The research relies on Space Division Multiplexed (SDM) provided by the multicore fibers and on Software Defined Network (SDN) control, which are considered promising solutions to fulfill and control the ever-increasing demand for data consumption in communication networks.
This collaborative work between the High Performance Networks Group at Bristol and NICT, Japan, represents the first successful demonstration of a fully functional multicore fiber network taking advantage of the flexibility and intelligence that SDN can offer in order to provide services to emerging Internet applications such as global cloud computing.
The Bristol research team developed the SDN control based on extensions of the OpenFlow protocol and provided the novel network node equipment while NICT contributed multicore fibers (MCFs) and new transmission techniques based on self-homodyne detection (SHD).
The implemented OpenFlow interface dynamically configures the network nodes in a way that the network can deal more effectively with application specific traffic requirements such as bandwidth and Quality of Transport.
With the growing popularity of OpenFlow, this demonstration is believed to bring multicore fiber networks one big step closer to their practical realization.

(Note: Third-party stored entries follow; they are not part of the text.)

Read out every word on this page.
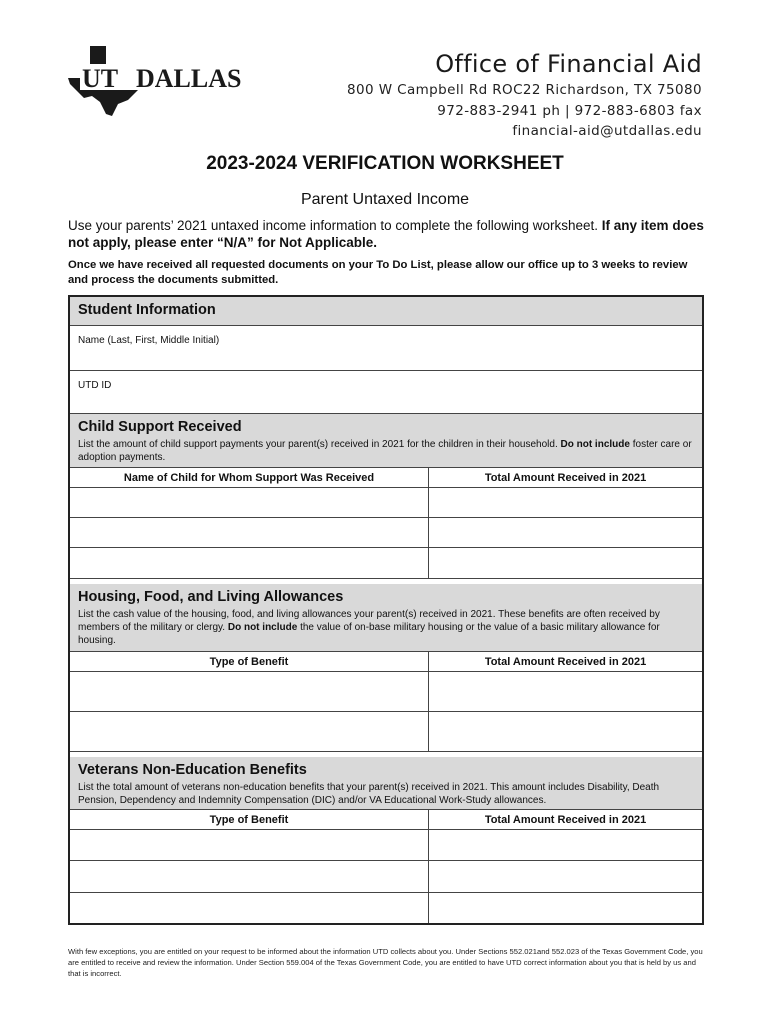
UT DALLAS	Office of Financial Aid
800 W Campbell Rd ROC22 Richardson, TX 75080
972-883-2941 ph | 972-883-6803 fax
financial-aid@utdallas.edu
2023-2024 VERIFICATION WORKSHEET
Parent Untaxed Income
Use your parents’ 2021 untaxed income information to complete the following worksheet. If any item does not apply, please enter “N/A” for Not Applicable.
Once we have received all requested documents on your To Do List, please allow our office up to 3 weeks to review and process the documents submitted.
Student Information
Name (Last, First, Middle Initial)
UTD ID
Child Support Received
List the amount of child support payments your parent(s) received in 2021 for the children in their household. Do not include foster care or adoption payments.
Name of Child for Whom Support Was Received	Total Amount Received in 2021

Housing, Food, and Living Allowances
List the cash value of the housing, food, and living allowances your parent(s) received in 2021. These benefits are often received by members of the military or clergy. Do not include the value of on-base military housing or the value of a basic military allowance for housing.
Type of Benefit	Total Amount Received in 2021

Veterans Non-Education Benefits
List the total amount of veterans non-education benefits that your parent(s) received in 2021. This amount includes Disability, Death Pension, Dependency and Indemnity Compensation (DIC) and/or VA Educational Work-Study allowances.
Type of Benefit	Total Amount Received in 2021

With few exceptions, you are entitled on your request to be informed about the information UTD collects about you. Under Sections 552.021and 552.023 of the Texas Government Code, you are entitled to receive and review the information. Under Section 559.004 of the Texas Government Code, you are entitled to have UTD correct information about you that is held by us and that is incorrect.
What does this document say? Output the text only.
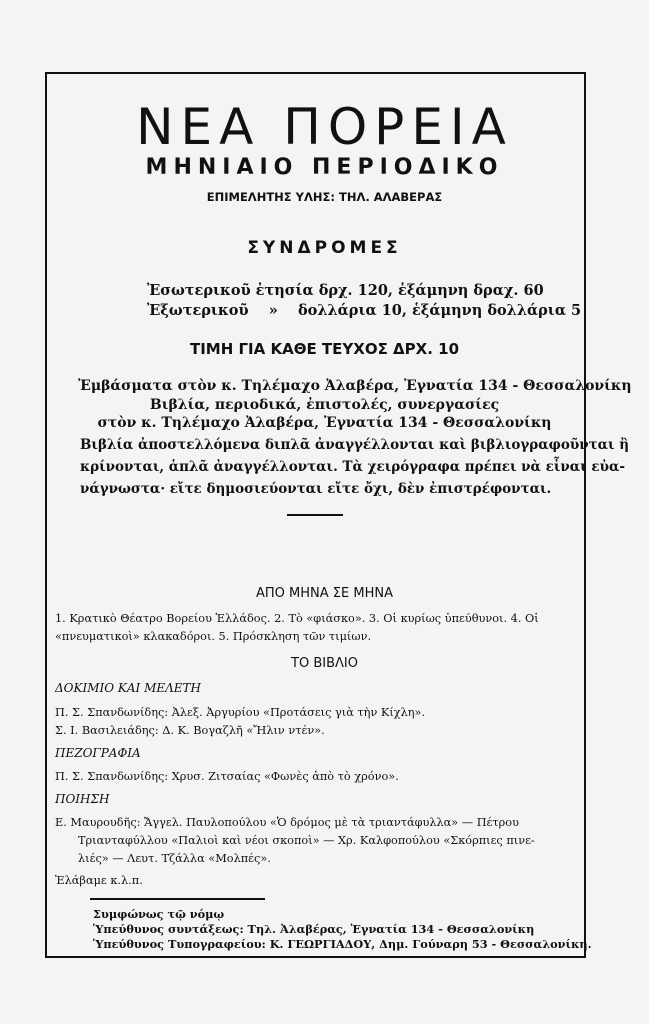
ΝΕΑ ΠΟΡΕΙΑ
ΜΗΝΙΑΙΟ ΠΕΡΙΟΔΙΚΟ
ΕΠΙΜΕΛΗΤΗΣ ΥΛΗΣ: ΤΗΛ. ΑΛΑΒΕΡΑΣ
ΣΥΝΔΡΟΜΕΣ
Ἐσωτερικοῦ ἐτησία δρχ. 120, ἑξάμηνη δραχ. 60
Ἐξωτερικοῦ    »    δολλάρια 10, ἑξάμηνη δολλάρια 5
ΤΙΜΗ ΓΙΑ ΚΑΘΕ ΤΕΥΧΟΣ ΔΡΧ. 10
Ἐμβάσματα στὸν κ. Τηλέμαχο Ἀλαβέρα, Ἐγνατία 134 - Θεσσαλονίκη
Βιβλία, περιοδικά, ἐπιστολές, συνεργασίες
στὸν κ. Τηλέμαχο Ἀλαβέρα, Ἐγνατία 134 - Θεσσαλονίκη
Βιβλία ἀποστελλόμενα διπλᾶ ἀναγγέλλονται καὶ βιβλιογραφοῦνται ἢ
κρίνονται, ἁπλᾶ ἀναγγέλλονται. Τὰ χειρόγραφα πρέπει νὰ εἶναι εὐα-
νάγνωστα· εἴτε δημοσιεύονται εἴτε ὄχι, δὲν ἐπιστρέφονται.
ΑΠΟ ΜΗΝΑ ΣΕ ΜΗΝΑ
1. Κρατικὸ Θέατρο Βορείου Ἑλλάδος. 2. Τὸ «φιάσκο». 3. Οἱ κυρίως ὑπεύθυνοι. 4. Οἱ
«πνευματικοὶ» κλακαδόροι. 5. Πρόσκληση τῶν τιμίων.
ΤΟ ΒΙΒΛΙΟ
ΔΟΚΙΜΙΟ ΚΑΙ ΜΕΛΕΤΗ
Π. Σ. Σπανδωνίδης: Ἀλεξ. Ἀργυρίου «Προτάσεις γιὰ τὴν Κίχλη».
Σ. Ι. Βασιλειάδης: Δ. Κ. Βογαζλῆ «Ἤλιν ντέν».
ΠΕΖΟΓΡΑΦΙΑ
Π. Σ. Σπανδωνίδης: Χρυσ. Ζιτσαίας «Φωνὲς ἀπὸ τὸ χρόνο».
ΠΟΙΗΣΗ
Ε. Μαυρουδῆς: Ἄγγελ. Παυλοπούλου «Ὁ δρόμος μὲ τὰ τριαντάφυλλα» — Πέτρου
Τριανταφύλλου «Παλιοὶ καὶ νέοι σκοποὶ» — Χρ. Καλφοπούλου «Σκόρπιες πινε-
λιές» — Λευτ. Τζάλλα «Μολπές».
Ἐλάβαμε κ.λ.π.
Συμφώνως τῷ νόμῳ
Ὑπεύθυνος συντάξεως: Τηλ. Ἀλαβέρας, Ἐγνατία 134 - Θεσσαλονίκη
Ὑπεύθυνος Τυπογραφείου: Κ. ΓΕΩΡΓΙΑΔΟΥ, Δημ. Γούναρη 53 - Θεσσαλονίκη.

Professor Dimitra Simeonidou, Head of the High Performance Networks Group at the University of Bristol, said: "Although most on-going research has been concentrating solely on the improvement of data throughput and transmission distance of point-to-point links, it has become apparent that the success of new fiber technologies will be strongly governed by its applicability to optical networks together with an adequate control of all required network functions.
"From the viewpoint of network control, Software Defined Networking (SDN) has been recently gaining increasingly attention as a technology that enables network operators to easily adapt their network infrastructure to quickly changing user or application requirements and improve network efficiency. Up to now, however, SDN has been applied only to optical networks based on single-core fibers and therefore restricted to the capacity bottlenecks of the current fiber infrastructure."
In the future, Bristol and NICT hope to further improve their network technologies on both the software and hardware side and work with network operators to demonstrate the practical realization of multicore fiber networks.